Infinite series involving $\sqrt{n}$

Solution 1:

As indicated by Aryabhata the first result is simply a polylogarithm : $$\operatorname{Li}_s(z)=\sum_{k=1}^\infty \frac {z^k}{k^s}$$ for the specific value $s=-\frac 12$

Note that the Lerch zeta function allows to obtain $\sqrt{n+\alpha}$ coefficients.

For the second one let's search an approximation of $\ \displaystyle S(z):=\sum_{n=1}^{\infty}\frac{\sqrt{n}\,z^n}{n!}$ as $z\to +\infty$

The asymptotic expansion indicated in the comment from this SE thread (setting $z:=\frac te$) was : $$\frac 1{\sqrt{2\pi}}\sum_{n=1}^{\infty}\frac{(ez)^n}{n^n} \sim \sum_{n=1}^{\infty}\frac{\sqrt{n}\,z^n}{n!}\sim \sqrt{z}\ e^z\quad\text{as}\ z\to +\infty$$

The term at the left may be obtained with the Stirling approximation $\;\displaystyle n!\sim \sqrt{2\pi n}\left(\frac ne\right)^n$.

The term at the right was of the 'wild guess kind' : since $\displaystyle\frac{n!}{\sqrt{n}}$ is of order $\left(n-\frac 12\right)!\ $ (i.e. $\Gamma\left(n+\frac 12\right)$) for $n\gg1$ and since the small values of $n$ will contribute very little for $z\gg 1$ we will have $\ \displaystyle S(z)\approx\sqrt{z}\sum_{n=1}^{\infty}\frac{z^{n-\frac 12}}{\left(n-\frac 12\right)!}\approx \sqrt{z}\;e^z$

Let's try to put this on more solid ground.
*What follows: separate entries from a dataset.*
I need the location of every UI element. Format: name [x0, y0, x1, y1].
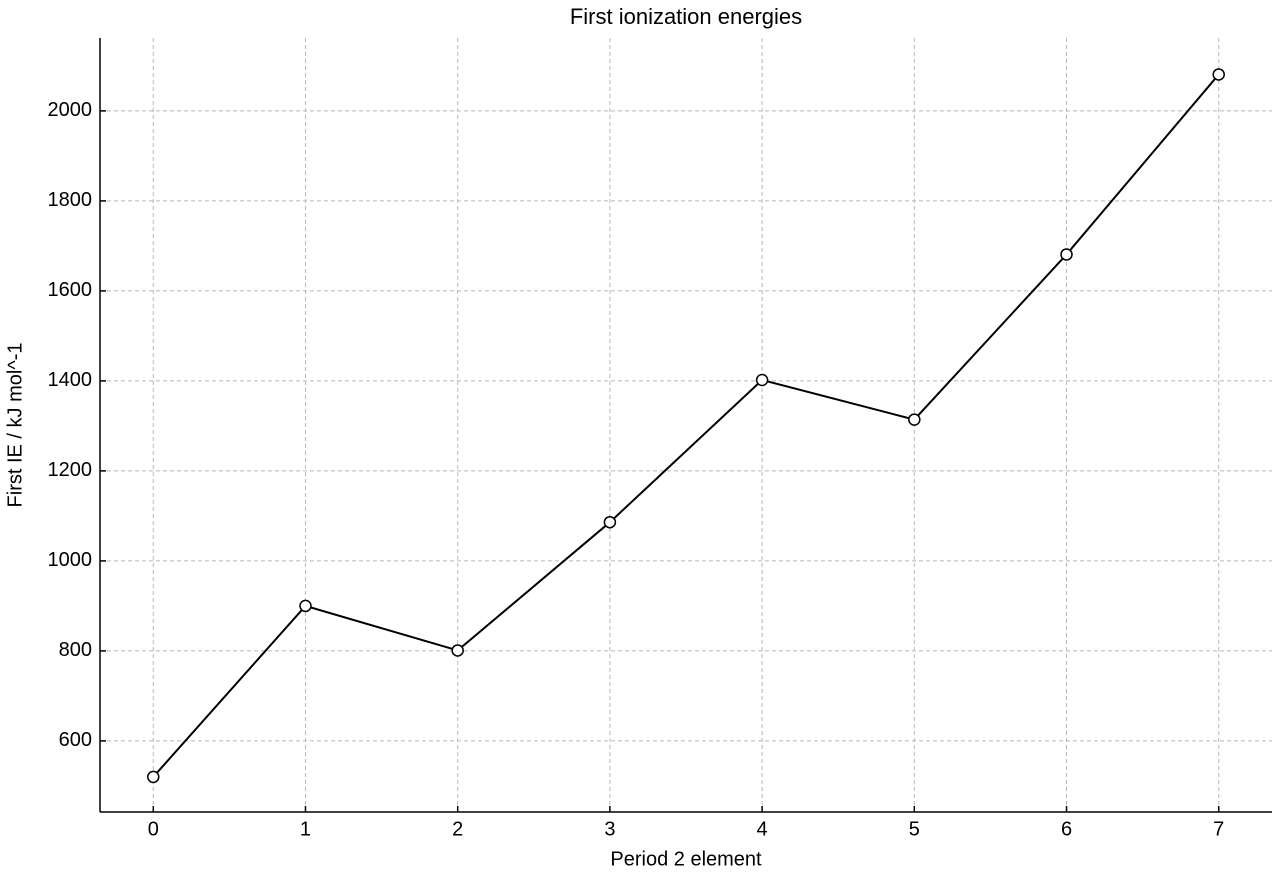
data-point: [1060, 248, 1073, 261]
y-tick-label: 1000: [48, 549, 93, 571]
data-point: [603, 515, 617, 529]
data-point: [908, 413, 921, 426]
data-point: [1212, 68, 1225, 81]
data-point: [451, 644, 464, 657]
x-tick-label: 2: [452, 818, 463, 840]
x-tick-label: 5: [909, 818, 920, 840]
y-tick-label: 800: [59, 639, 92, 661]
data-point: [299, 599, 312, 613]
y-tick-label: 2000: [48, 99, 93, 121]
data-line: [152, 73, 1220, 778]
x-tick-label: 6: [1061, 818, 1072, 840]
chart-title: First ionization energies: [570, 4, 802, 29]
data-point: [147, 770, 160, 784]
y-tick-label: 1600: [48, 279, 93, 301]
y-axis-label: First IE / kJ mol^-1: [4, 343, 26, 508]
x-axis-label: Period 2 element: [610, 848, 762, 870]
x-tick-label: 7: [1213, 818, 1224, 840]
x-tick-label: 1: [300, 818, 311, 840]
x-tick-label: 4: [757, 818, 768, 840]
data-point: [755, 373, 769, 387]
y-tick-label: 1400: [48, 369, 93, 391]
y-tick-label: 1800: [48, 189, 93, 211]
y-tick-label: 1200: [48, 459, 93, 481]
y-tick-label: 600: [59, 729, 92, 751]
x-tick-label: 3: [604, 818, 615, 840]
x-tick-label: 0: [148, 818, 159, 840]
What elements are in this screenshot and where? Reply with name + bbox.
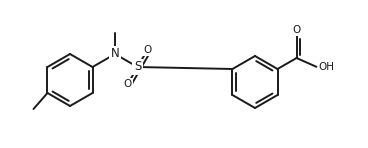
Text: O: O	[293, 25, 301, 35]
Text: O: O	[123, 79, 132, 89]
Text: S: S	[134, 61, 141, 74]
Text: N: N	[111, 48, 119, 61]
Text: OH: OH	[318, 62, 335, 72]
Text: O: O	[144, 45, 152, 55]
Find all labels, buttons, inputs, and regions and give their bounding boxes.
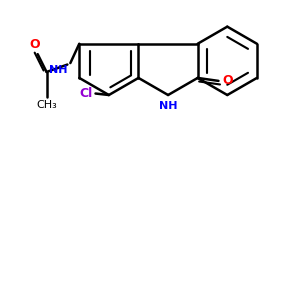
Text: CH₃: CH₃ [36,100,57,110]
Text: O: O [29,38,40,51]
Text: NH: NH [49,64,68,74]
Text: O: O [222,74,233,87]
Text: NH: NH [159,101,177,111]
Text: Cl: Cl [79,87,92,100]
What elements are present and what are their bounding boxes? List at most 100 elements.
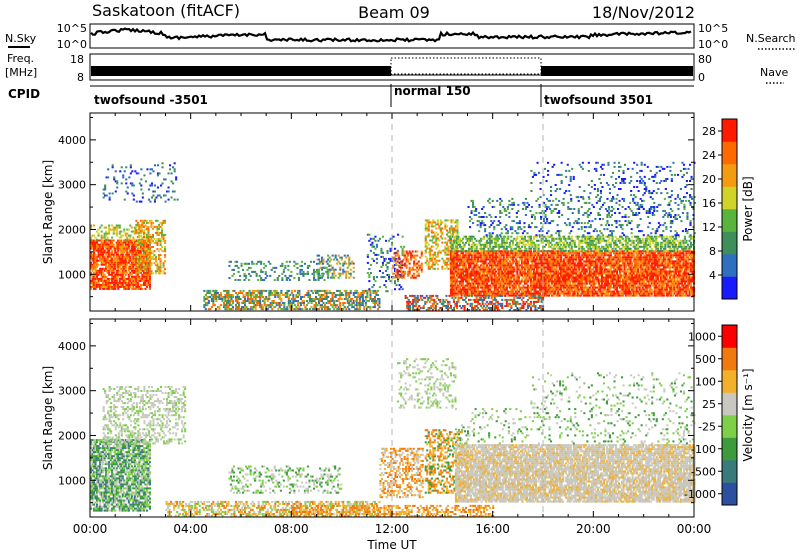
power-cell xyxy=(148,279,151,282)
power-cell xyxy=(269,262,272,265)
power-cell xyxy=(517,290,520,293)
power-cell xyxy=(124,277,127,280)
power-cell xyxy=(454,276,457,279)
power-cell xyxy=(138,227,141,230)
power-cell xyxy=(135,285,138,288)
power-cell xyxy=(402,276,405,279)
power-cell xyxy=(283,308,286,311)
power-cell xyxy=(600,274,603,277)
power-cell xyxy=(289,300,292,302)
power-cell xyxy=(346,300,349,302)
power-cell xyxy=(130,253,133,256)
power-cell xyxy=(225,302,228,304)
power-cell xyxy=(366,253,369,256)
power-cell xyxy=(263,262,266,265)
power-cell xyxy=(432,231,435,234)
power-cell xyxy=(322,289,325,292)
power-cell xyxy=(599,264,602,267)
power-cell xyxy=(372,302,375,304)
power-cell xyxy=(253,306,256,309)
power-cell xyxy=(141,196,144,199)
power-cell xyxy=(250,294,253,296)
power-cell xyxy=(256,289,259,292)
power-cell xyxy=(93,224,96,227)
power-cell xyxy=(132,269,135,272)
power-cell xyxy=(313,298,316,300)
power-cell xyxy=(355,304,358,307)
power-cell xyxy=(108,267,111,270)
power-cell xyxy=(259,302,262,304)
power-cell xyxy=(529,270,532,273)
power-cell xyxy=(578,252,581,255)
power-cell xyxy=(469,266,472,269)
power-cell xyxy=(236,300,239,302)
power-cell xyxy=(120,236,123,239)
power-cell xyxy=(159,270,162,273)
power-cell xyxy=(112,267,115,270)
power-cell xyxy=(135,257,138,260)
power-cell xyxy=(126,251,129,254)
power-cell xyxy=(135,231,138,234)
power-cell xyxy=(138,254,141,257)
power-cell xyxy=(97,283,100,286)
power-cell xyxy=(267,260,270,263)
power-cell xyxy=(91,269,94,272)
power-cell xyxy=(388,239,391,242)
power-cell xyxy=(366,292,369,294)
power-cell xyxy=(144,232,147,235)
power-cell xyxy=(136,236,139,238)
power-cell xyxy=(299,308,302,311)
power-cell xyxy=(114,273,117,276)
power-cell xyxy=(385,257,388,260)
power-cell xyxy=(351,304,354,307)
power-cell xyxy=(162,270,165,273)
power-cell xyxy=(389,247,392,250)
power-cell xyxy=(103,232,106,235)
power-cell xyxy=(263,304,266,307)
power-cell xyxy=(141,221,144,224)
power-cell xyxy=(436,221,439,224)
power-cell xyxy=(105,251,108,254)
power-cell xyxy=(245,308,248,311)
power-cell xyxy=(135,265,138,268)
power-cell xyxy=(322,302,325,304)
power-cell xyxy=(210,294,213,296)
power-cell xyxy=(408,252,411,255)
power-cell xyxy=(105,176,108,179)
power-cell xyxy=(224,306,227,309)
power-cell xyxy=(507,292,510,295)
power-cell xyxy=(277,294,280,296)
power-cell xyxy=(272,294,275,296)
power-cell xyxy=(321,298,324,300)
power-cell xyxy=(100,224,103,227)
power-cell xyxy=(558,278,561,281)
power-cell xyxy=(231,300,234,302)
power-cell xyxy=(256,302,259,304)
power-cell xyxy=(599,288,602,291)
power-cell xyxy=(118,241,121,244)
power-cell xyxy=(144,253,147,256)
power-cell xyxy=(111,275,114,278)
power-cell xyxy=(93,281,96,284)
power-cell xyxy=(227,300,230,302)
power-cell xyxy=(103,263,106,266)
power-cell xyxy=(103,259,106,262)
power-cell xyxy=(150,250,153,253)
power-cell xyxy=(121,267,124,270)
power-cell xyxy=(352,292,355,294)
power-cell xyxy=(151,227,154,230)
power-cell xyxy=(609,284,612,287)
power-cell xyxy=(284,274,287,277)
power-cell xyxy=(129,277,132,280)
power-cell xyxy=(132,285,135,288)
power-cell xyxy=(239,298,242,300)
power-cell xyxy=(206,298,209,300)
power-cell xyxy=(330,264,333,267)
power-cell xyxy=(121,275,124,278)
power-cell xyxy=(147,283,150,286)
power-cell xyxy=(142,261,145,264)
power-cell xyxy=(123,267,126,270)
power-cell xyxy=(136,242,139,244)
power-cell xyxy=(448,235,451,238)
power-cell xyxy=(416,262,419,265)
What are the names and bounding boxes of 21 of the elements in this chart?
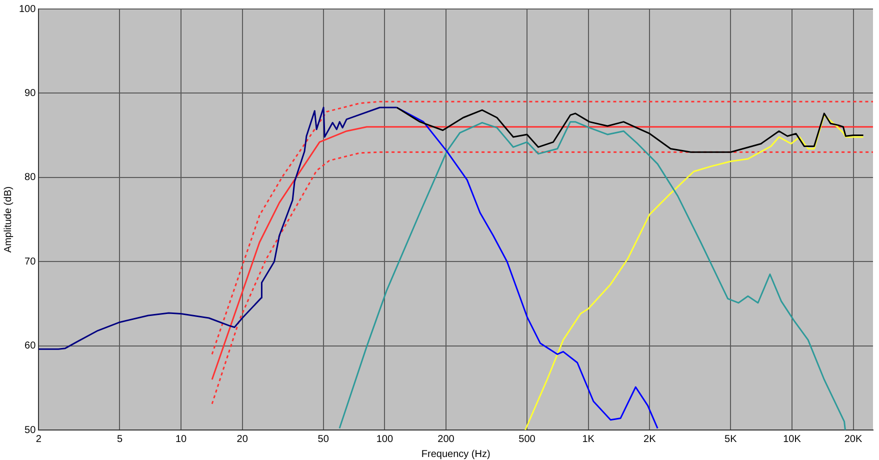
x-tick-label: 2 <box>36 434 42 445</box>
x-tick-label: 2K <box>644 434 656 445</box>
x-tick-label: 50 <box>318 434 330 445</box>
y-tick-label: 90 <box>24 88 36 99</box>
y-tick-label: 50 <box>24 424 36 436</box>
y-tick-label: 80 <box>24 172 36 184</box>
x-tick-label: 5 <box>116 434 123 445</box>
x-tick-label: 20K <box>844 434 862 445</box>
x-tick-label: 200 <box>438 434 455 445</box>
x-tick-label: 10K <box>783 434 802 445</box>
x-tick-label: 20 <box>236 434 248 445</box>
x-tick-label: 100 <box>376 434 394 445</box>
x-tick-label: 5K <box>724 434 738 445</box>
x-tick-label: 500 <box>518 434 536 445</box>
y-tick-label: 100 <box>18 4 36 15</box>
y-axis-title: Amplitude (dB) <box>2 186 14 253</box>
x-tick-label: 1K <box>582 434 595 445</box>
x-tick-label: 10 <box>175 434 188 445</box>
x-axis-title: Frequency (Hz) <box>421 448 490 460</box>
y-tick-label: 60 <box>24 340 36 352</box>
y-tick-label: 70 <box>24 256 36 268</box>
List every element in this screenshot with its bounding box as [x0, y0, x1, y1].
Using the Stirling series we get : \begin{align} \sqrt{n}\;\Gamma\left(n+\frac 12\right)&= n!\left(1-\frac 1{8\;n}+\frac 1{128\;n^2}+\frac 5{1024\;n^3}+O\left(\frac 1{n^4}\right) \right)\\ &=n!\left(1-\frac 1{8\left(n+\frac 12\right)}-\frac 7{128\left(n+\frac 12\right)\left(n+\frac 32\right)}-\frac {75}{1024\left(n\cdots+\frac 52\right)}+O\left(\frac 1{n^4}\right) \right)\\ \end{align} and : $$\sum_{n=1}^{\infty}\frac{\sqrt{n}\,z^n}{n!}= \sqrt{z}\sum_{n=1}^{\infty}\frac {z^{n-\frac 12}}{\Gamma\left(n+\frac 12\right)} \left(1-\frac 1{8\left(n+\frac 12\right)}-\frac 7{128\left(n+\frac 12\right)\left(n+\frac 32\right)}-\cdots \right)$$

Now from a general formula for the incomplete gamma function $\ \displaystyle\gamma(a,z)=z^ae^{-z}\sum_{k=0}^\infty\frac {z^k}{(a)_{k+1}}$ and the specific formula $\;\gamma\bigl(\frac 12,z\bigr)=\sqrt{\pi}\,\operatorname{erf}\bigl(\sqrt{z}\bigr)\,$ ( $\operatorname{erf}$ is the error function) we get : $$\sum_{n=1}^{\infty}\frac {z^{n-\frac 12}}{\Gamma\left(n+\frac 12\right)}=e^z\operatorname{erf}\left(\sqrt{z}\right)$$ In practice for $z\to +\infty$ we get $\ \displaystyle\sum_{n=1}^{\infty}\frac {z^{n-\frac 12}}{\Gamma\left(n+\frac 12\right)}\sim e^z-\frac 1{\sqrt{\pi z}}$

with the result (hiding this last small error in the larger error term) : $$\sum_{n=1}^{\infty}\frac{\sqrt{n}\,z^n}{n!}= \sqrt{z}\ e^z\left[1-\frac 1{8\,z}-\frac 7{128\,z^2}-\frac {75}{1024\,z^3}+O\left(\frac 1{z^4}\right)\right]$$

Concerning the general expression perhaps the fractional derivative $D^{1/2}$ may help...
(Update: the idea was that $D(x^n)=n\;x^{n-1}$ so that $D^{1/2}$ could be $\sqrt{n}\,x^{\cdots}$ but I fear this doesn't work since the power of $x$ is changed after the first 'half-derivative'...)